The risk of failure is exacerbated by the fact that female leaders such as Schneider are usually brought in from outside the company, making the job even tougher in a place where one’s network is comparatively weak.
Regardless of how you feel about American Apparel, there’s no denying its strength as a brand—a direct reflection of Charney’s entrepreneurial vision.
But, as so often is the case, it seems that with Charney’s vision and tenacity came a great ego and attitude. He sounds—by many, many accounts—like an extreme case of the “jerk bosses” we discussed on this week’s podcast. That alone is bad for business, but what might be worse is an inability to share some control with proper managers as a company grows.
American Apparel opened 450 stores in its first six years, acquiring considerable debt, and eventually teetering on the brink of bankruptcy in 2010—the same year its auditors, Deloitte & Touche, resigned after concluding the company’s financial reports were unreliable.

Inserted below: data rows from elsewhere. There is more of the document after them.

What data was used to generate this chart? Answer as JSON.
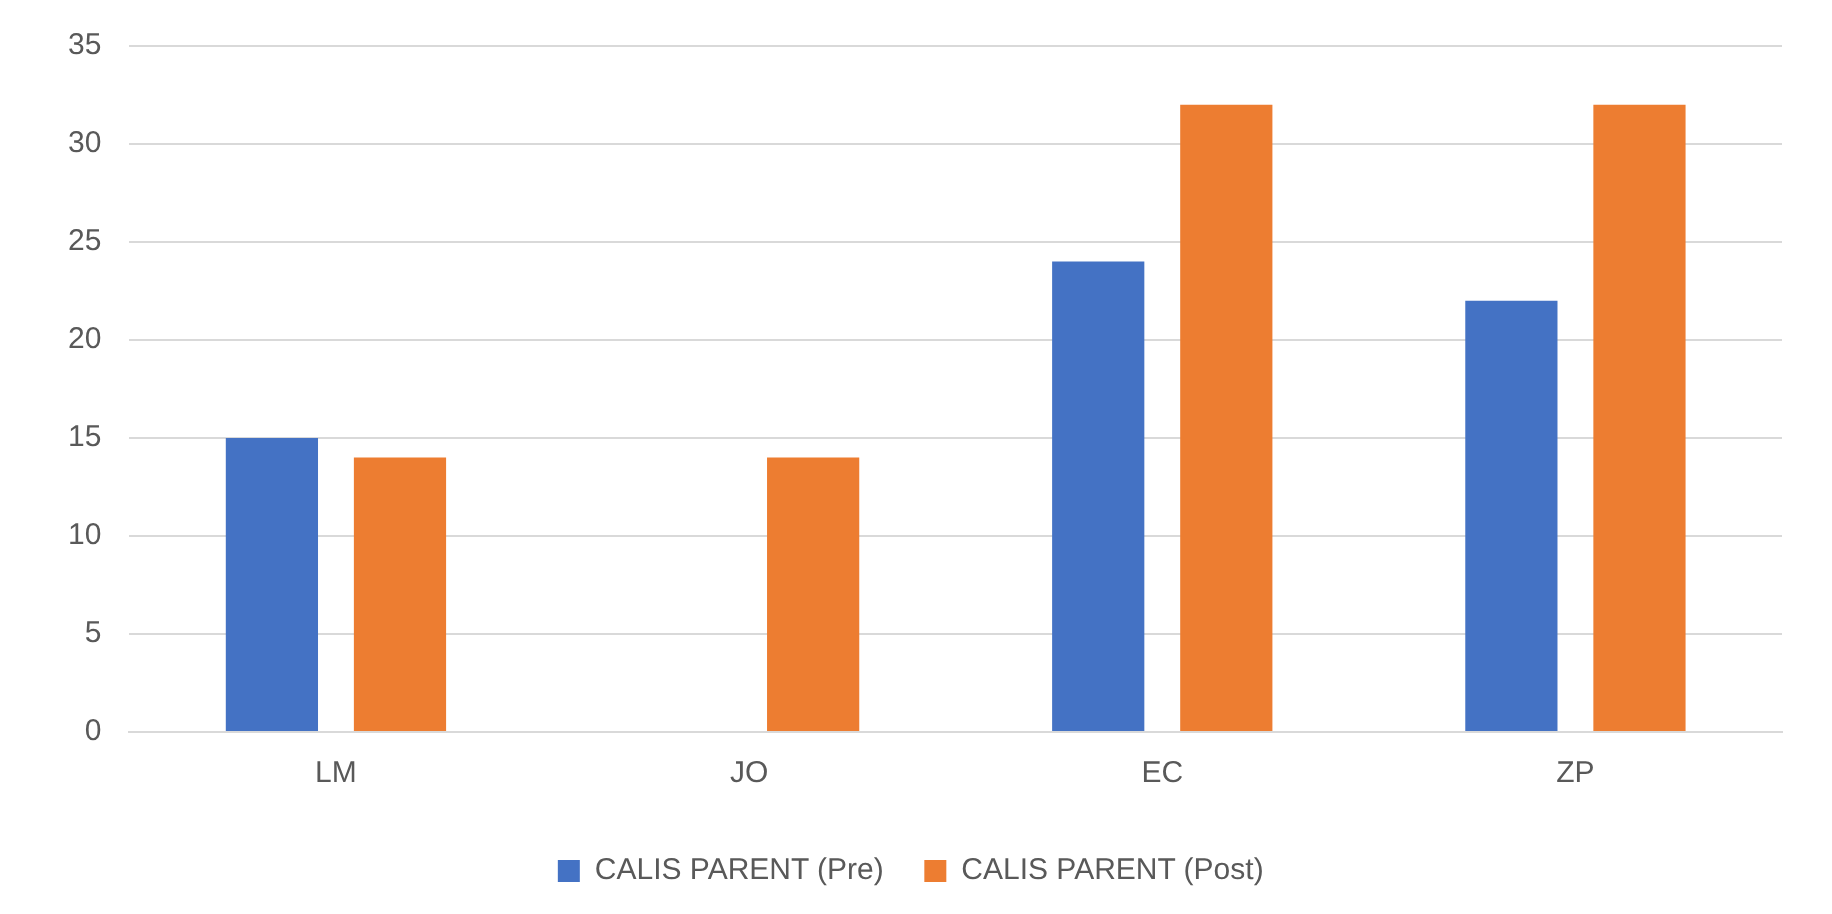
{
  "chart_data": {
    "type": "bar",
    "categories": [
      "LM",
      "JO",
      "EC",
      "ZP"
    ],
    "series": [
      {
        "name": "CALIS PARENT (Pre)",
        "color": "#4472c4",
        "values": [
          15,
          null,
          24,
          22
        ]
      },
      {
        "name": "CALIS PARENT (Post)",
        "color": "#ed7d31",
        "values": [
          14,
          14,
          32,
          32
        ]
      }
    ],
    "ylim": [
      0,
      35
    ],
    "yticks": [
      0,
      5,
      10,
      15,
      20,
      25,
      30,
      35
    ],
    "grid": "y",
    "legend": "bottom"
  }
}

According to Schneider, about 60 people reported directly to Charney when she took the reins. A typical of direct reports for the CEO of a large corporation is about 10.
Had Charney stuck to what seems to have been his real talent—guiding the brand, rather than the company—and hired someone like Schneider to run the business much sooner, they might both be in better positions now. Instead, Charney is locked out of the company he founded, and Schneider is forced to try to run it without its founding genius.
Sophia Amoruso, the founder of another provocative clothing retailer that has grown at a breakneck pace, Nasty Gal, stepped aside in January to make room for a new CEO—incidentally, Sheree Waterson, who took the fall when Lululemon’s sheer yoga pants recall cost the company some $67 million in sales.
Amoruso titled her autobiographical book of business advice #Girlboss. Leaning on a CEO so she can play to her own strengths may be Amoruso’s most mature move yet—and one that creative entrepreneurs of any gender could stand to learn from.